Alla partita partecipano, schierandosi con Caltagirone-Delfin, anche le casse di previdenza (Enasarco, Enpam, Cassa forense) ai cui vertici sono insediati uomini vicini al governo Meloni. Il prossimo appuntamento: lunedì 16 giugno, quando l’assemblea di Mediobanca dovrà votare la contromossa di Nagel, la ops lanciata il 28 aprile su Banca Generali per sfuggire all’assalto di Mps. (Il Fatto quotidiano, 14 giugno 2025)
Vigilia d’attesa
per l’assemblea Mediobanca
del 16 giugno
Come alla vigilia di una finale di Champions, il mondo finanziario e politico ha tutti gli occhi puntati sull’assemblea di Mediobanca di lunedì 16 giugno, che dovrà approvare o respingere l’operazione proposta dal ceo Alberto Nagel, lo scambio tra il 50,02% di Banca Generali con il 6,5% di azioni Generali che Mediobanca ha in portafoglio.
È la risposta di Nagel all’assalto a piazzetta Cuccia lanciato da Montepaschi, con alle spalle come registi il gruppo Caltagirone e Delfin (la holding della famiglia Del Vecchio). Incerto l’esito della partita, in un’assemblea a cui parteciperà più dell’80% del capitale, con la necessità dunque di conquistare più del 40% dei voti.
Il clima è infuocato per le accuse di “concerto” rivolte dagli attuali vertici di Mediobanca e di Generali a Caltagirone-Delfin-Bpm, che sotto lo sguardo benevolo del governo Meloni sostengono invece l’offerta pubblica di scambio lanciata da Montepaschi con l’obiettivo di conquistare Mediobanca per poi controllare anche Generali.

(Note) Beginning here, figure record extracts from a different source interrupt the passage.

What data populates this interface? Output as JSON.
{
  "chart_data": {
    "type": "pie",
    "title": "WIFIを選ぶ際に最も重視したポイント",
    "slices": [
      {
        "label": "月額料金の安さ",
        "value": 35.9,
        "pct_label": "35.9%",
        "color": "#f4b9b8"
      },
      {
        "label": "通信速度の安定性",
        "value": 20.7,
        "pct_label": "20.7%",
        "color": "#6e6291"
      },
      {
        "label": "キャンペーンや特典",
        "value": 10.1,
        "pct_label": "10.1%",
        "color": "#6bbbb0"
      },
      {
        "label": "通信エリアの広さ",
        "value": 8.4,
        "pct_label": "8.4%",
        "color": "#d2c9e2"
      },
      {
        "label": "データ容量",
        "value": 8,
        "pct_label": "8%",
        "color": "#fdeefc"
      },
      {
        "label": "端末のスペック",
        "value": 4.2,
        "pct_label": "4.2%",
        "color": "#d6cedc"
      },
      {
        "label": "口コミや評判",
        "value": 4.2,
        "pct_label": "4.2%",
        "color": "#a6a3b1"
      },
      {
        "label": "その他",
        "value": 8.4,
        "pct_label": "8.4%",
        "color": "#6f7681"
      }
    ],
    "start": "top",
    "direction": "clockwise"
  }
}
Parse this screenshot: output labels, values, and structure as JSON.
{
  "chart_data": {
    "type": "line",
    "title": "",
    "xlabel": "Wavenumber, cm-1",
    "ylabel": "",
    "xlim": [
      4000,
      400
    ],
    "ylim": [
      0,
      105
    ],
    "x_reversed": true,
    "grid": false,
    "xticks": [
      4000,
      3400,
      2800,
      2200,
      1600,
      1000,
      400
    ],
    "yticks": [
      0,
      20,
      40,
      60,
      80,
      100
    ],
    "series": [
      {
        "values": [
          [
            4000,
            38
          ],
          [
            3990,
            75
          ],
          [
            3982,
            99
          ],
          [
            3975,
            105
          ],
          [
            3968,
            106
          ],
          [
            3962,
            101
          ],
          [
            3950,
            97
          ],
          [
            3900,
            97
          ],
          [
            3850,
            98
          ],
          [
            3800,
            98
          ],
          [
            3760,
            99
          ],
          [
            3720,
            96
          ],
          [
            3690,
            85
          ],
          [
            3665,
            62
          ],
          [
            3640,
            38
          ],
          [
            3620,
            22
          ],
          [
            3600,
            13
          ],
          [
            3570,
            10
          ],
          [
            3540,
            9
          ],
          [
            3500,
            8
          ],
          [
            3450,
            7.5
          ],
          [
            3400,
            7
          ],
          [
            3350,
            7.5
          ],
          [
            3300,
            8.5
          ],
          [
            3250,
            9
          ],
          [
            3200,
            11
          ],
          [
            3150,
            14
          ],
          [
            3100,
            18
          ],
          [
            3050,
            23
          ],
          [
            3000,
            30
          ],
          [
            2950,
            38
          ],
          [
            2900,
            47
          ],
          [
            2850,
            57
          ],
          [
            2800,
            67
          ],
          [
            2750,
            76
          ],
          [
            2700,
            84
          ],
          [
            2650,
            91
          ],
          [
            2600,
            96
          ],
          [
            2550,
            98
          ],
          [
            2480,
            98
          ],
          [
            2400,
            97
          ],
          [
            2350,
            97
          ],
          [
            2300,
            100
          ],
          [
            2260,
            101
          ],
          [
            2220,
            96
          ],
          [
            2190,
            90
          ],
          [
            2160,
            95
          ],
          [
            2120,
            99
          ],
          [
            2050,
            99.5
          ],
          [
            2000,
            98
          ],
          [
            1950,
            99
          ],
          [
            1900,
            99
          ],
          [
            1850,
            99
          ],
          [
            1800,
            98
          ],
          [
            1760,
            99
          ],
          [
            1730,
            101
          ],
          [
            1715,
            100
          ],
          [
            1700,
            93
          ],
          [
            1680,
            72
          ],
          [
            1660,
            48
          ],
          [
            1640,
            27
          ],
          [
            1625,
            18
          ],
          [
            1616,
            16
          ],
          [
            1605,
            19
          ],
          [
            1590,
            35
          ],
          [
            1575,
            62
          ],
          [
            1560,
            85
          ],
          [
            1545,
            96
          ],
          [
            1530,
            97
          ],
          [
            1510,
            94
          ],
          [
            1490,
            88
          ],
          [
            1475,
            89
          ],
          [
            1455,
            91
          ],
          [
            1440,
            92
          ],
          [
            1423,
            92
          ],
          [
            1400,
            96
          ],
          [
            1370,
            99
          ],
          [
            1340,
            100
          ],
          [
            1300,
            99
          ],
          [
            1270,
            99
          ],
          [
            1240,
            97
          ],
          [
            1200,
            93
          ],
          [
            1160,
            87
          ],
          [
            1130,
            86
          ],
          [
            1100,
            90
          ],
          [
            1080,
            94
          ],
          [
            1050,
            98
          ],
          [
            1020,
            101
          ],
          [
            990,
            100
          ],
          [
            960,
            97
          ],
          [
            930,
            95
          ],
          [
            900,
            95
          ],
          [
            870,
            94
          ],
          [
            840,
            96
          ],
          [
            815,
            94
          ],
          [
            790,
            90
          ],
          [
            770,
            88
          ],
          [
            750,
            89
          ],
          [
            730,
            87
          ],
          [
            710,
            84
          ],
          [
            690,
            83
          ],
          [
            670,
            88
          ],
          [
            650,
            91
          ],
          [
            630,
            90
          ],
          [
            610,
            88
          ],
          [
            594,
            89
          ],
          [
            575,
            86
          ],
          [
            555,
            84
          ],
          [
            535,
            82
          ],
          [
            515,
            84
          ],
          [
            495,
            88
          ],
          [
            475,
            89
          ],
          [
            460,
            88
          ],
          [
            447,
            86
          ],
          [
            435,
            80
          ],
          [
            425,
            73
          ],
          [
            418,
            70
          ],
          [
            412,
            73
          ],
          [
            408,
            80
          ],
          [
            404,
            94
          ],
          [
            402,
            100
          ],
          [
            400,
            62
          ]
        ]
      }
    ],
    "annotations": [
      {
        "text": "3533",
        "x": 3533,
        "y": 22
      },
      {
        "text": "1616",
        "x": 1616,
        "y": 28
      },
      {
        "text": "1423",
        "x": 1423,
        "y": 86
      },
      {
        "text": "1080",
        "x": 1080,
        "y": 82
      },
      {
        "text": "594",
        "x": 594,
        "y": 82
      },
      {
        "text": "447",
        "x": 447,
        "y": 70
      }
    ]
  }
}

Con Nagel sono schierati gli investitori istituzionali. Potrebbero invece votare no o astenersi, schierandosi con Caltagirone, Unicredit (1,9%), che pure aveva segnalato a Consob, come anche Mediobanca e Generali, il possibile “concerto” di Caltagirone-Delfin, su cui sta indagando la Procura di Milano. Secondo le norme europee, per configurare un “concerto” sarebbero sufficienti comportamenti paralleli e coincidenti ripetuti nel tempo, come acquisti di azioni, voti nelle assemblee e nei cda, anche senza la scoperta di un patto occulto formale.

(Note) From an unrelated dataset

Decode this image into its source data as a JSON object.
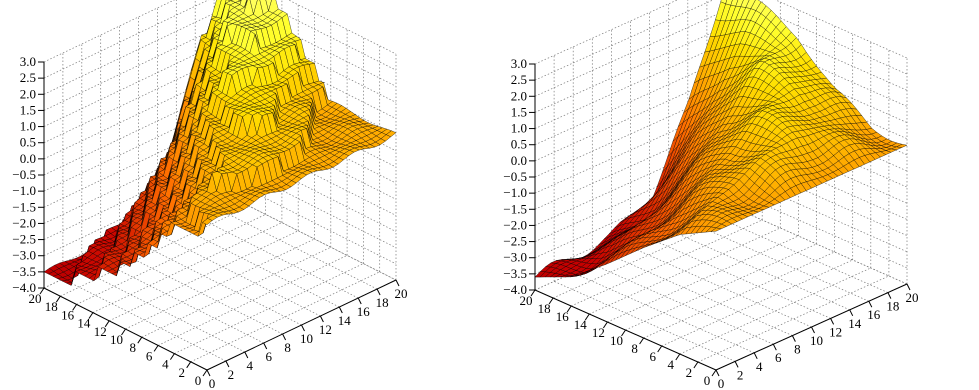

Con il fronte Caltagirone (9,9%) e Delfin (19,8%) sono schierati JpMorgan e Jefferies (2%), come pure le casse previdenziali Enpam, Enasarco e Cassa forense, che con gli acquisti di azioni Mediobanca delle ultime settimane, al massimo dei prezzi, hanno circa tra il 5 e il 6%. Ancora sconosciuta l’intenzione di voto del gruppo Benetton (2,2%). (Il Fatto quotidiano, 15 giugno 2024)
Domenica 15 giugno, una nota di Mediobanca ha comunicato che l’assemblea è spostata al 25 settembre.